Unruly Psychosis Versus Mental Control
This life terrifies me. On January 25, 2015, I was at work when I began having psychosis symptoms in the form of rapidly developing derealization. It began while driving to work at 1:20 PM, & developed through the first hour of working. It’s most terrifying because it usually lasts for several hours, if not days; I feared it wouldn’t end soon enough.
After the darkness had lingered for a couple hours, I took my fifteen minute break at work. For the first ten minutes, I hid in the bathroom, crying hard as I quietly could, & for the last five minutes I curled up on a bench in the lobby, soothing myself with reminders that this was not actual reality & that this awful, disturbing feeling would end at some point. Ending my break with breathing exercises, I returned to work, still shaken by my episode, & still remaining in my episode. I felt a little better, but not much, & my confidence in my ability to end the episode was very weak. The humourous conversations of my coworkers & the tasks at hand slightly helped ground me in reality, as much as my mind would allow. The episode eventually ended, & I was hugely relieved.

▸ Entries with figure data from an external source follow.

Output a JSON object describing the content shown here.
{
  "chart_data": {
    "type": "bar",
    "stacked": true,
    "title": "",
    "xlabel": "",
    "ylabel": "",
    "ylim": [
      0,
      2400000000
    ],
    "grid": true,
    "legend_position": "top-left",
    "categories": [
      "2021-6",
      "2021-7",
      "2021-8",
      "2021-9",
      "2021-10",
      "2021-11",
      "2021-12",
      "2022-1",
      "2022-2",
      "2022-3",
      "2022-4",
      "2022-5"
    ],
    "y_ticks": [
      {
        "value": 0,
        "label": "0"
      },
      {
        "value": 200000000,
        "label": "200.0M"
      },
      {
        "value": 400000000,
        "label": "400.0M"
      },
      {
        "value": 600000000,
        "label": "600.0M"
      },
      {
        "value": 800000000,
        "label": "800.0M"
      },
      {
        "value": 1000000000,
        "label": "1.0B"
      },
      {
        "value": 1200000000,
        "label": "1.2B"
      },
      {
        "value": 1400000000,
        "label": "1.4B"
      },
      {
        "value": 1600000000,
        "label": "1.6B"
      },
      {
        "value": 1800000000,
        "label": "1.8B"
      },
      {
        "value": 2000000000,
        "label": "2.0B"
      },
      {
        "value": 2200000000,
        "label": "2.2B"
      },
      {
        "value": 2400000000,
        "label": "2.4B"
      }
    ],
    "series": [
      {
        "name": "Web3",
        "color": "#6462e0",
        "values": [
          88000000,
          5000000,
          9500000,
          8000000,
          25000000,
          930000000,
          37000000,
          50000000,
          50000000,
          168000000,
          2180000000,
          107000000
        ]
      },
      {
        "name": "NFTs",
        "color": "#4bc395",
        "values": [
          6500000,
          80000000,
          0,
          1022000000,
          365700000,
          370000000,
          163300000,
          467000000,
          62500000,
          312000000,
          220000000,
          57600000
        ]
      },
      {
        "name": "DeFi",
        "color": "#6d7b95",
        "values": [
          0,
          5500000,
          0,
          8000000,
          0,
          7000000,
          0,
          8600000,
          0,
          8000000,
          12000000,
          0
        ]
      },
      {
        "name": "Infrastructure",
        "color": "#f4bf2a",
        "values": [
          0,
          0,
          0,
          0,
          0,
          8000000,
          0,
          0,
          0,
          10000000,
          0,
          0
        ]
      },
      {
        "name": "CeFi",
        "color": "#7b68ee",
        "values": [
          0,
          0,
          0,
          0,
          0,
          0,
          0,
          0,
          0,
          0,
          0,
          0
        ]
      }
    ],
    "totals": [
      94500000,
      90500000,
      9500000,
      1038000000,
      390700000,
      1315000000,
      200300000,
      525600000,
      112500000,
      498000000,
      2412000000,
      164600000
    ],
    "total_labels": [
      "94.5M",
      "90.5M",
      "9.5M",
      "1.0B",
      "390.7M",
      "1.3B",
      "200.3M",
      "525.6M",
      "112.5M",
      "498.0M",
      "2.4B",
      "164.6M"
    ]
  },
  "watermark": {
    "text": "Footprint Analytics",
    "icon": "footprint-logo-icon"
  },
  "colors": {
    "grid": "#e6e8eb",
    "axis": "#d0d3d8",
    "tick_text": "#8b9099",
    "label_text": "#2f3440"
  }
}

Many friends repeatedly say that I create my own reality & am responsible for the outcome, including my happiness & ridding myself of depression. But this has proven untrue in my life for quite awhile: my mind is not my own during an episode. I struggle to understand the boundaries between mental illness & my own habitual thought patterns: one is me losing control of my mind, & the other is me controlling my own mind; one is an explanation for my dark side, & the other is an excuse for my dark side. The more I think about it, the more I embarrassingly recognize many things as “episodic” behaviour, things that drove people away or bore some unpleasant consequence. Where is the line? What is in my power, & how the hell can I take control of it? When attacked by psychosis of some sort, I become terrified of my mind; when the symptoms subside, I still am terrified & feel out of control of my own thoughts. Am I letting the dark side take over, in the sense that I have control to stop it all?, or am I legitimately out of control of my mind due to an actual illness?